La nostalgia per i luoghi natii e un legame profondo con la propria terra che il tempo e la distanza non hanno mai cancellato. Sono questi gli elementi emersi nel corso dell’incontro che si è svolto al Palazzo di Città di Acireale, dove il sindaco Roberto Barbagallo ha ricevuto cinque “figli” della città, rimasti sempre legati al luogo che ha dato loro i natali.
L’iniziativa è stata promossa dal consigliere comunale Paolo Monaco, che ha accompagnato gli ospiti durante l’incontro con il primo cittadino. Si tratta di Rosario Marletta, da quasi sessant’anni residente in Australia, dei coniugi Salvatore Marletta e Venera Leonardi, da anni a Pisa, e di Salvatore Consoli e Nunzia Cantarella, anche loro marito e moglie e da molto tempo residenti a Brescia.
Cinque storie diverse, accomunate da un unico filo conduttore: l’amore per Acireale e il desiderio di mantenere vivo il rapporto con la propria città d’origine.

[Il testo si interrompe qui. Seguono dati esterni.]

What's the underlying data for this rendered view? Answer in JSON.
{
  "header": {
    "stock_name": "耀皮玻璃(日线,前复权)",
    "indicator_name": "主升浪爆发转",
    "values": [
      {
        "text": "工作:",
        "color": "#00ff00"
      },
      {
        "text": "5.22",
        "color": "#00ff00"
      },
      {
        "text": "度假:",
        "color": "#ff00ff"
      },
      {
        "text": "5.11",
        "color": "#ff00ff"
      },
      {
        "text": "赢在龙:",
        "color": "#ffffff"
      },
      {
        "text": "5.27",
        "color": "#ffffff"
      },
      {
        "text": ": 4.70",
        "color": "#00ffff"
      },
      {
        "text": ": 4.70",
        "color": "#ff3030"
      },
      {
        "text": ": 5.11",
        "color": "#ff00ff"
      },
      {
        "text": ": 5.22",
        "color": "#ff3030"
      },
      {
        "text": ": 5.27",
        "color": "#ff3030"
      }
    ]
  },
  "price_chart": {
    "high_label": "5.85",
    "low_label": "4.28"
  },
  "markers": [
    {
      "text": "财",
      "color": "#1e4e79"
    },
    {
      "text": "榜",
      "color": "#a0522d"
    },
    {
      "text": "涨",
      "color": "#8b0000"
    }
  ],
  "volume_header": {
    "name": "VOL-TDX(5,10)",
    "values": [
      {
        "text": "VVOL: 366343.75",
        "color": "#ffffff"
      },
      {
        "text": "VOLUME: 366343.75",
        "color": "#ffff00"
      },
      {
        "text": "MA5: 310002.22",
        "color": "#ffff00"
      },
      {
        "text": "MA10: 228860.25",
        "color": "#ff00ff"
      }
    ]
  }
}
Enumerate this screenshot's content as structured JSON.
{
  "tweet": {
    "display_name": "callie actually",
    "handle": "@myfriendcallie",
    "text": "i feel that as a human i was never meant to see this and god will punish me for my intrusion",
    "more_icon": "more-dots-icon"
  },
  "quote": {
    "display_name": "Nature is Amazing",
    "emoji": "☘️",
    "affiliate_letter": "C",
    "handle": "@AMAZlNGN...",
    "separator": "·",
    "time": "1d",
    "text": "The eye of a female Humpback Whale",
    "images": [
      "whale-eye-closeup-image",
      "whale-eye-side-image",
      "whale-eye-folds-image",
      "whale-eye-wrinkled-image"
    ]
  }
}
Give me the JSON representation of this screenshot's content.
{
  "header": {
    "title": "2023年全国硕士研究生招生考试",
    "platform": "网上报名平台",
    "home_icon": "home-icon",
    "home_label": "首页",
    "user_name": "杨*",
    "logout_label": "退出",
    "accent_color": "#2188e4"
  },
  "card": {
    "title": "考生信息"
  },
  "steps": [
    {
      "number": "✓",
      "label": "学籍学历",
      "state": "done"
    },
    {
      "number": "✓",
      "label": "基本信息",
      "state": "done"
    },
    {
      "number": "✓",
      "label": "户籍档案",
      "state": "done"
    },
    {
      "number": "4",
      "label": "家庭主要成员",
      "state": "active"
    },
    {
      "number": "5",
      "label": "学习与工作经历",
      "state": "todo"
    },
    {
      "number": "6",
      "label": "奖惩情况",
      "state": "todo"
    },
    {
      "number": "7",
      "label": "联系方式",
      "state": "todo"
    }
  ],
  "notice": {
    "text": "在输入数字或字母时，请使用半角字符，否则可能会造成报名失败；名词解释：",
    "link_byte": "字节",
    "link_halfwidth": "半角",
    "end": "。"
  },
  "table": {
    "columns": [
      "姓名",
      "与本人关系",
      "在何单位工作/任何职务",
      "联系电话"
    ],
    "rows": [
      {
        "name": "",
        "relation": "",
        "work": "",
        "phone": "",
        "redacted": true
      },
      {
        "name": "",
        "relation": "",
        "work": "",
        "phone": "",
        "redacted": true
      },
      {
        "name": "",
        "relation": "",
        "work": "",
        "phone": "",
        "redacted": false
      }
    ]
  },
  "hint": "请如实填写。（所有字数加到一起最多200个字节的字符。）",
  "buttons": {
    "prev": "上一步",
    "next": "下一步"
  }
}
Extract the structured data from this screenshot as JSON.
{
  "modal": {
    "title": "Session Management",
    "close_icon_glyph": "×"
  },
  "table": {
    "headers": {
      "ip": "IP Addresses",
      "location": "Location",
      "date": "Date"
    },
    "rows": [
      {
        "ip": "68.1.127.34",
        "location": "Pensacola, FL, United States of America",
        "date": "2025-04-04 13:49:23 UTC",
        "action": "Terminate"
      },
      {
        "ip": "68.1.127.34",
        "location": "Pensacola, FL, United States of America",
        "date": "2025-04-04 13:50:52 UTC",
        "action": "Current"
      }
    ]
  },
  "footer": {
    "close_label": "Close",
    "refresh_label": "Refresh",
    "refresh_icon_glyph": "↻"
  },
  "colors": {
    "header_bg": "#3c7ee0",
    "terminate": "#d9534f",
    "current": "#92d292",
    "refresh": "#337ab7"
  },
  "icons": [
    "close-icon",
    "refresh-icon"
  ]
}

Il sindaco Barbagallo ha accolto con particolare piacere la “pattuglia” di acesi emigrati, sottolineando il valore del loro affetto nei confronti della città. Un sentimento che continua a manifestarsi attraverso i ritorni periodici ad Acireale, vissuti come un appuntamento con le proprie radici.
Durante l’incontro, gli ospiti hanno raccontato di aver ritrovato una città cresciuta e cambiata rispetto agli anni in cui l’avevano lasciata. Acireale, secondo le loro impressioni, appare oggi più moderna, attrattiva e al passo con i tempi.
Un giudizio che ha assunto un significato particolare proprio perché arrivato da chi, pur vivendo da decenni lontano dalla Sicilia, continua a guardare alla propria città con gli occhi e l’affetto di chi non ha mai reciso il legame con le proprie origini.
Il momento più emozionante è arrivato al termine dell’incontro, quando il sindaco Barbagallo, affiancato dal consigliere Monaco, ha consegnato ai cinque acesi un riconoscimento della città.
Un gesto simbolico per testimoniare la gratitudine e l’affetto di Acireale verso chi, anche a migliaia di chilometri di distanza, continua a portare la propria città nel cuore. La distanza geografica, in questo caso, non ha cancellato le radici: le ha rese ancora più forti.